Ground-Water Quality Related to Irrigation with Imported Surface or Local Ground Water
1974
Nightingale, H. I. | Bianchi, W. C.
Ground-water quality in an arid irrigated area that imports high quality surface water was compared with an adjacent up-gradient area that uses local pumped ground water. A large irrigation canal separates the two areas which are up-gradient from the pumping depression of the Fresno-Clovis, California metropolitan area, which is dependent on ground water. Intensive sampling (154 wells) was done in the fall of 1972 after it was shown by previous sampling that the ground-water electrical conductivity (EC), NO₃⁻, and Cl⁻ content had not significantly changed since 1967. Diagrammatic distribution maps for ground-water quality showed great variability.

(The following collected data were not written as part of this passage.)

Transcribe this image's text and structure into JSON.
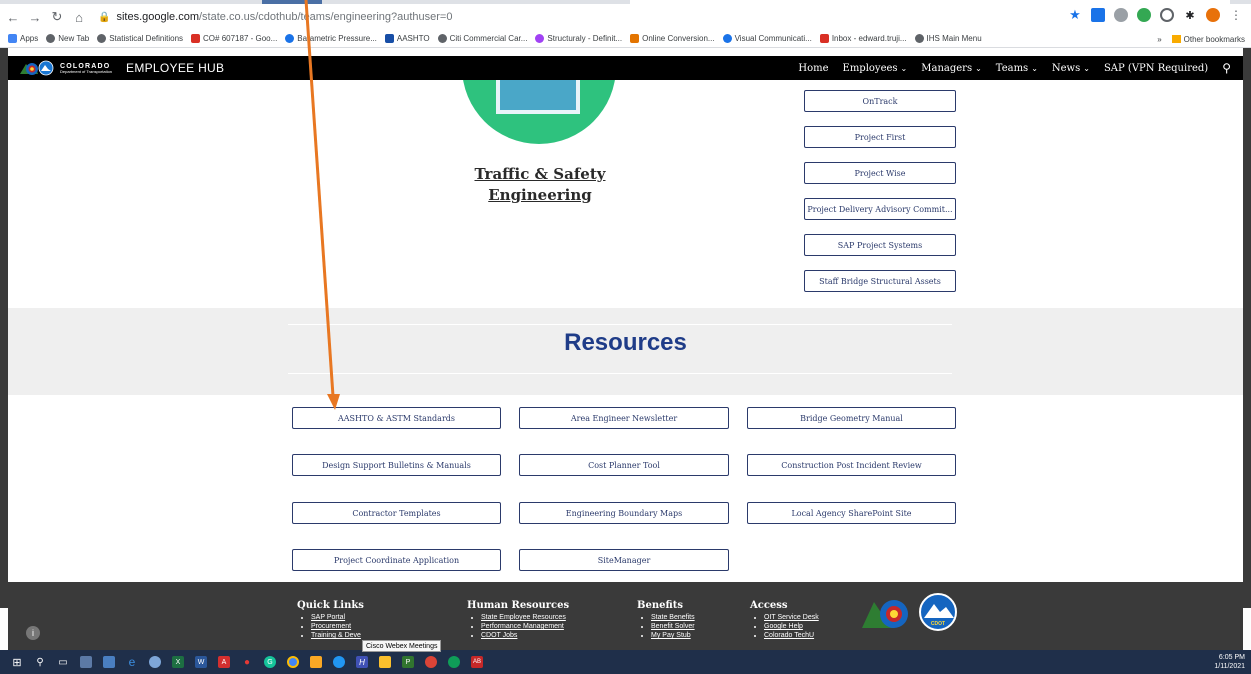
{
  "browser": {
    "url_host": "sites.google.com",
    "url_path": "/state.co.us/cdothub/teams/engineering?authuser=0",
    "bookmarks": [
      {
        "label": "Apps",
        "color": "#4285f4"
      },
      {
        "label": "New Tab",
        "color": "#5f6368"
      },
      {
        "label": "Statistical Definitions",
        "color": "#5f6368"
      },
      {
        "label": "CO# 607187 - Goo...",
        "color": "#d93025"
      },
      {
        "label": "Barametric Pressure...",
        "color": "#1a73e8"
      },
      {
        "label": "AASHTO",
        "color": "#174ea6"
      },
      {
        "label": "Citi Commercial Car...",
        "color": "#5f6368"
      },
      {
        "label": "Structuraly - Definit...",
        "color": "#a142f4"
      },
      {
        "label": "Online Conversion...",
        "color": "#e37400"
      },
      {
        "label": "Visual Communicati...",
        "color": "#1a73e8"
      },
      {
        "label": "Inbox - edward.truji...",
        "color": "#d93025"
      },
      {
        "label": "IHS Main Menu",
        "color": "#5f6368"
      }
    ],
    "more_bookmarks": "»",
    "other_bookmarks": "Other bookmarks"
  },
  "site": {
    "logo_line1": "COLORADO",
    "logo_line2": "Department of Transportation",
    "title": "EMPLOYEE HUB",
    "nav": [
      {
        "label": "Home",
        "chevron": false
      },
      {
        "label": "Employees",
        "chevron": true
      },
      {
        "label": "Managers",
        "chevron": true
      },
      {
        "label": "Teams",
        "chevron": true
      },
      {
        "label": "News",
        "chevron": true
      },
      {
        "label": "SAP (VPN Required)",
        "chevron": false
      }
    ]
  },
  "team": {
    "title_line1": "Traffic & Safety",
    "title_line2": "Engineering"
  },
  "team_links": [
    "OnTrack",
    "Project First",
    "Project Wise",
    "Project Delivery Advisory Commit...",
    "SAP Project Systems",
    "Staff Bridge Structural Assets"
  ],
  "resources": {
    "title": "Resources",
    "links": [
      "AASHTO & ASTM Standards",
      "Area Engineer Newsletter",
      "Bridge Geometry Manual",
      "Design Support Bulletins & Manuals",
      "Cost Planner Tool",
      "Construction Post Incident Review",
      "Contractor Templates",
      "Engineering Boundary Maps",
      "Local Agency SharePoint Site",
      "Project Coordinate Application",
      "SiteManager"
    ]
  },
  "footer": {
    "columns": [
      {
        "title": "Quick Links",
        "items": [
          "SAP Portal",
          "Procurement",
          "Training & Deve"
        ]
      },
      {
        "title": "Human Resources",
        "items": [
          "State Employee Resources",
          "Performance Management",
          "CDOT Jobs"
        ]
      },
      {
        "title": "Benefits",
        "items": [
          "State Benefits",
          "Benefit Solver",
          "My Pay Stub"
        ]
      },
      {
        "title": "Access",
        "items": [
          "OIT Service Desk",
          "Google Help",
          "Colorado TechU"
        ]
      }
    ],
    "badge_text": "CDOT"
  },
  "tooltip": "Cisco Webex Meetings",
  "taskbar": {
    "time": "6:05 PM",
    "date": "1/11/2021"
  }
}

The Wilcoxon-Mann-Whitney nonparametric statistical tests showed the significance probabilities for EC, NO₃⁻, and Cl⁻ differences above and below the canal were 0.093, 0.114, and < 0.00006, respectively. The significance of these differences are determined by the reader or decision-maker by his chosen error probability, the error risk he is willing to take in rejecting the null hypothesis of no difference when it is true. Areas of higher ground-water NO₃⁻ and Cl⁻ were generally related to soil drainage-recharge and agricultural use. The use of local ground water without supplemental surface supplies above the canal has led to ground-water EC, NO₃⁻, and Cl⁻ concentrations to be 9.5, 18.6, and 91.8% higher, respectively, than below the canal which uses mostly high quality surface water.